Gandhi, Godse, Hitler

Very often do I have people asking me the question. Why do I admire/appreciate/whatever Hitler? Don’t I agree with the fact that he was a mass murdered and all that. In many words and at various times, I have tried and explain this answer. Yet, more or less, my words fail me when it comes to expressing it. One (of the few ) good things you can find about him is, The Revolution. He was the one, who came who changed, the man of action. One who had ideas and had the guts and ability to steer the course of an entire nation, and almost the whole world.

The second ques, which might arise in the mind of anyone reading this title is, Gandhi & Hitler, def can be used in close proximity, but how does Godse get the honour of being his name taken in such esteemed company. Thats where my point tries to sneak through in midst of these names. Godse, if nothing, is an interesting character in Indian history. There have always been assassins through the history of world. Even India has had its share of assassins, so nothing new in that activity. Yet,

This was the man who killed Gandhi, who killed Mahatma, who killed the biggest apostle of peace, who killed a bapu of a nation, who killed one of the most famous person in human history  and (arguably) most famous Indian ever. He, as an individual, should have been absolutely destroyed in the modern history, as it was written by the followers/fans of the Mahatma.

All this said and done, we never find Godse’s name maligned. We never hear accounts of him being a beastly human with more penchant for blood than feelings. Facts are facts which can’t be changed much, but folk lore or the stories are the part which can be fabricated anytime by anyone, and made to look real by the situations, we have seen enough examples of that. This, very fact combined with the statement of Godse, and whatever I have read of him on net and books, makes me put Godse on the same pedestal as Gandhi and Hitler, in the same sense that I admire history.
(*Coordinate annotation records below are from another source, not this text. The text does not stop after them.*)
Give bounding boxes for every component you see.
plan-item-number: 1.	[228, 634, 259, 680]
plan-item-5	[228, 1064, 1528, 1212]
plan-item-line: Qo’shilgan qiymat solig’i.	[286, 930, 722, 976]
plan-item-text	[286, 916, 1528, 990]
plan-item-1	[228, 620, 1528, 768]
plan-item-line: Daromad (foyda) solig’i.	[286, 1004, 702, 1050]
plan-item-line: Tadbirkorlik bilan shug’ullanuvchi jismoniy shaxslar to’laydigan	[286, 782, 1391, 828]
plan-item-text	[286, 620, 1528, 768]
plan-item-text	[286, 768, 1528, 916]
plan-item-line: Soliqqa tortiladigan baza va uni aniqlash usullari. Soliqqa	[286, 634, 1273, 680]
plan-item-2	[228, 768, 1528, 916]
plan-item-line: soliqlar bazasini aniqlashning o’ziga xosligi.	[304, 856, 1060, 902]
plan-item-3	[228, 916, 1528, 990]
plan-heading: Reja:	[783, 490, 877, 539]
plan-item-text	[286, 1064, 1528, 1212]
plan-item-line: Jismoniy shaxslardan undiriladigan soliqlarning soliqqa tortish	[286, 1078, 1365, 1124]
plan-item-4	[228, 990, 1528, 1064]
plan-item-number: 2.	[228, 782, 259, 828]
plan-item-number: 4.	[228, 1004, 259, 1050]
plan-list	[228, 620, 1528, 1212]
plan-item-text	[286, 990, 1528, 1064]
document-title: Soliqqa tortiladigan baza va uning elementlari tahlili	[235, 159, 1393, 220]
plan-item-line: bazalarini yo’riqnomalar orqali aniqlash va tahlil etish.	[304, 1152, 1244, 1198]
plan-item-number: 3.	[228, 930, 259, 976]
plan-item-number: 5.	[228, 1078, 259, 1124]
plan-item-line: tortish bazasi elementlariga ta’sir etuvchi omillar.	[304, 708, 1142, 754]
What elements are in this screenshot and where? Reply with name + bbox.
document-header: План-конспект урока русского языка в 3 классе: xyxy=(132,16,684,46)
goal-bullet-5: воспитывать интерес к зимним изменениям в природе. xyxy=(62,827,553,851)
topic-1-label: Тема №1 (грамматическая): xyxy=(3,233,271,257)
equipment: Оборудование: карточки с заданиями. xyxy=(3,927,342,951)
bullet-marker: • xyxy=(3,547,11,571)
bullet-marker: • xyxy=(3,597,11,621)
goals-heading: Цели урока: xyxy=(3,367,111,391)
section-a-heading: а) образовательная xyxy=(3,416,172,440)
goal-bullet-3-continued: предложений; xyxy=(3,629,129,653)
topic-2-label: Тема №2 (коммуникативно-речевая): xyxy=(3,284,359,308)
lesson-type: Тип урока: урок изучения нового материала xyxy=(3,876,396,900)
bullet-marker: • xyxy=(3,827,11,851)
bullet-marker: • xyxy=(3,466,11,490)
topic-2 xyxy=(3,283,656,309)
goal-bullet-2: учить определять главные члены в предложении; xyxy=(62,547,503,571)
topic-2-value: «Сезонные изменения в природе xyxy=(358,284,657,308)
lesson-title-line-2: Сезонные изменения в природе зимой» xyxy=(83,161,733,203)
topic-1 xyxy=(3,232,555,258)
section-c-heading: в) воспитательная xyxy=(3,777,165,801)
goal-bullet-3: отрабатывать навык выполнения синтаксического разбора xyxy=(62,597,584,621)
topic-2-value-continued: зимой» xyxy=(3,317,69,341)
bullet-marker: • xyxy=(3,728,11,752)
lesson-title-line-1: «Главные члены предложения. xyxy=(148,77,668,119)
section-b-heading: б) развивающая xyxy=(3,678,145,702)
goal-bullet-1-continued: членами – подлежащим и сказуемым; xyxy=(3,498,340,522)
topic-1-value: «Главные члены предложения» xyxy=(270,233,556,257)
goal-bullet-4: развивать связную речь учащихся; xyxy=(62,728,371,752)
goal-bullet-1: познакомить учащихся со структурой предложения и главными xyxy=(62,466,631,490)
They were all revolutionaries, they had some (misguided at times?) set of rules, they had some principles, they thought about things and executed what they wanted to, in the fashion they wanted to. What makes them all different from simple, men of actions, is the effect on society. Agreed, Godse wouldnt stand anywhere near the two, and even if he hadn’t, the old man would have died in a few years if not months, by himself (or the self induced fasts). But, his revolution lay not in, ridding India of Gandhi, which was his purpose. Rather, it can be more understood, as a man standing against the Mahatma.